L'idéal de beauté est clair et blond, alors que les femmes vivent majoritairement en plein air et proches de la nature, et ont donc le plus souvent un teint hâlé.
"Le teint est ce qui se remarque le mieux, celui qui se présente en premier." (Jean Liébault, 1582)
"La beauté parfaite du teint dépend principalement de trois points, à savoir de la vive couleur qui doit être blanche, vermeille, semblable à la couleur de rose incarnate. Secondement, de l'étendue égale, bien vive et polie de toutes parts. Tiercement, de la pureté, netteté, ténuité et transparence du cuir de la face." (Louis Guyon, 1664)
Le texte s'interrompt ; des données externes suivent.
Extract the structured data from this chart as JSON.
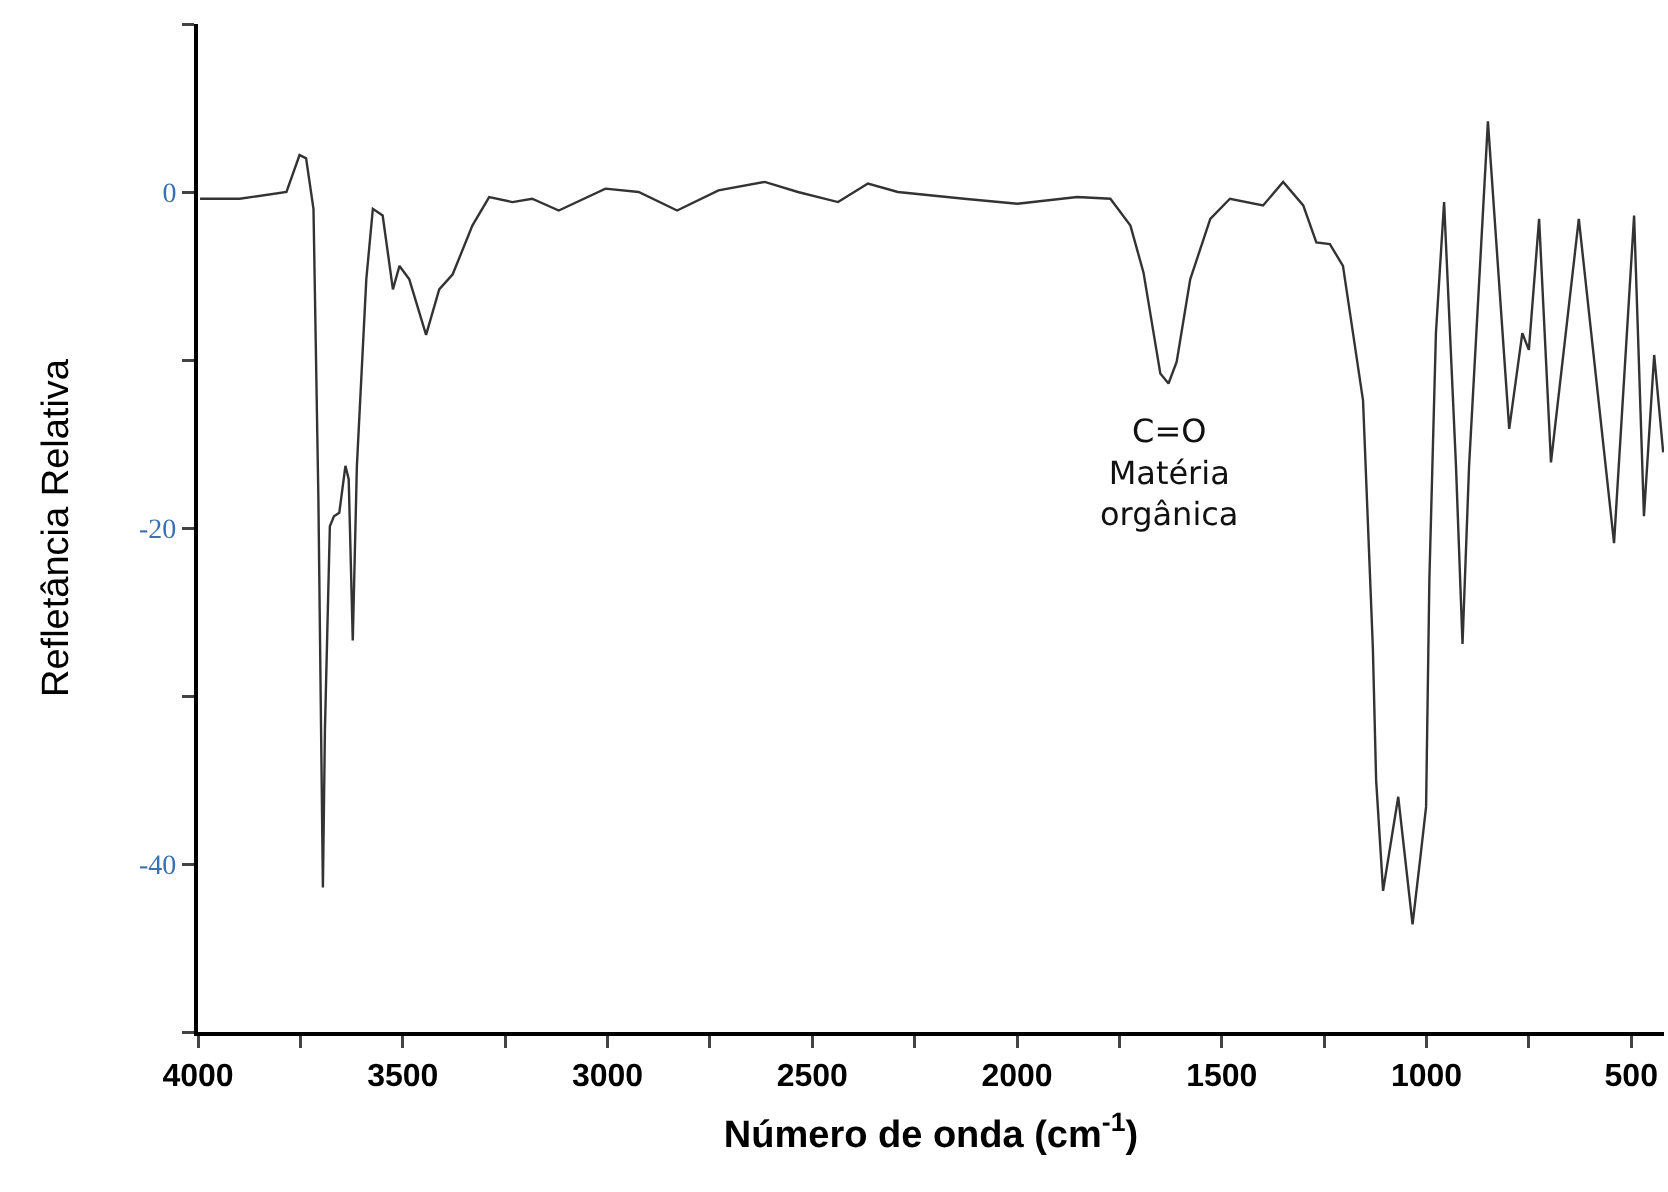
{
  "chart_data": {
    "type": "line",
    "xlabel": "Número de onda (cm$^{-1}$)",
    "ylabel": "Refletância Relativa",
    "annotations": [
      {
        "text": "C=O\nMatéria\norgânica",
        "x": 1630,
        "y": -11.4
      }
    ],
    "xlim": [
      4000,
      420
    ],
    "xticks": [
      4000,
      {
        "value": 3750,
        "label": null
      },
      3500,
      {
        "value": 3250,
        "label": null
      },
      3000,
      {
        "value": 2750,
        "label": null
      },
      2500,
      {
        "value": 2250,
        "label": null
      },
      2000,
      {
        "value": 1750,
        "label": null
      },
      1500,
      {
        "value": 1250,
        "label": null
      },
      1000,
      {
        "value": 750,
        "label": null
      },
      500
    ],
    "ylim": [
      -50,
      10
    ],
    "yticks": [
      {
        "value": 10,
        "label": null
      },
      0,
      {
        "value": -10,
        "label": null
      },
      -20,
      {
        "value": -30,
        "label": null
      },
      -40,
      {
        "value": -50,
        "label": null
      }
    ],
    "x": [
      3995,
      3898,
      3784,
      3752,
      3736,
      3718,
      3706,
      3695,
      3690,
      3678,
      3668,
      3655,
      3640,
      3632,
      3622,
      3612,
      3589,
      3573,
      3549,
      3524,
      3508,
      3484,
      3443,
      3411,
      3378,
      3330,
      3289,
      3232,
      3184,
      3119,
      3005,
      2924,
      2830,
      2729,
      2616,
      2535,
      2437,
      2364,
      2291,
      2129,
      1999,
      1853,
      1772,
      1723,
      1691,
      1650,
      1630,
      1610,
      1577,
      1528,
      1480,
      1399,
      1350,
      1301,
      1269,
      1236,
      1204,
      1155,
      1131,
      1123,
      1106,
      1069,
      1034,
      1014,
      1001,
      993,
      977,
      957,
      928,
      912,
      896,
      850,
      798,
      766,
      750,
      725,
      696,
      628,
      542,
      493,
      469,
      444,
      422
    ],
    "series": [
      {
        "color": "#333333",
        "values": [
          -0.4,
          -0.4,
          0,
          2.2,
          2.0,
          -1,
          -18.3,
          -41.4,
          -32,
          -19.9,
          -19.3,
          -19.1,
          -16.3,
          -17.1,
          -26.7,
          -16.3,
          -5.2,
          -1.0,
          -1.4,
          -5.8,
          -4.4,
          -5.2,
          -8.5,
          -5.8,
          -4.9,
          -2,
          -0.3,
          -0.6,
          -0.4,
          -1.1,
          0.2,
          0,
          -1.1,
          0.1,
          0.6,
          0,
          -0.6,
          0.5,
          0,
          -0.4,
          -0.7,
          -0.3,
          -0.4,
          -2.0,
          -4.8,
          -10.8,
          -11.4,
          -10.1,
          -5.2,
          -1.6,
          -0.4,
          -0.8,
          0.6,
          -0.8,
          -3.0,
          -3.1,
          -4.4,
          -12.4,
          -27.1,
          -35.0,
          -41.6,
          -36.0,
          -43.6,
          -39.4,
          -36.6,
          -23.1,
          -8.4,
          -0.6,
          -16.3,
          -26.9,
          -16.3,
          4.2,
          -14.1,
          -8.4,
          -9.4,
          -1.6,
          -16.1,
          -1.6,
          -20.9,
          -1.4,
          -19.3,
          -9.7,
          -15.5
        ]
      }
    ]
  }
}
Les cheveux aussi retiennent l'attention, longs, blonds et fauves comme de l'or, ondulés ou frisés.
La blancheur de la peau et la blondeur des cheveux ondulés s'allient à la pâleur du teint, rehaussée par le rose des joues et le vermeil des lèvres. L'éclat des yeux est comparé à celui des étoiles ou des diamants. Les dents blanches et éclatantes ressemblent à de l'ivoire. Les sourcils fins et bruns embellissent un front large et dégagé. Le corps est svelte, élancé, la taille bien prise aux hanches étroites et au ventre saillant, les seins hauts placés, les chevilles fines.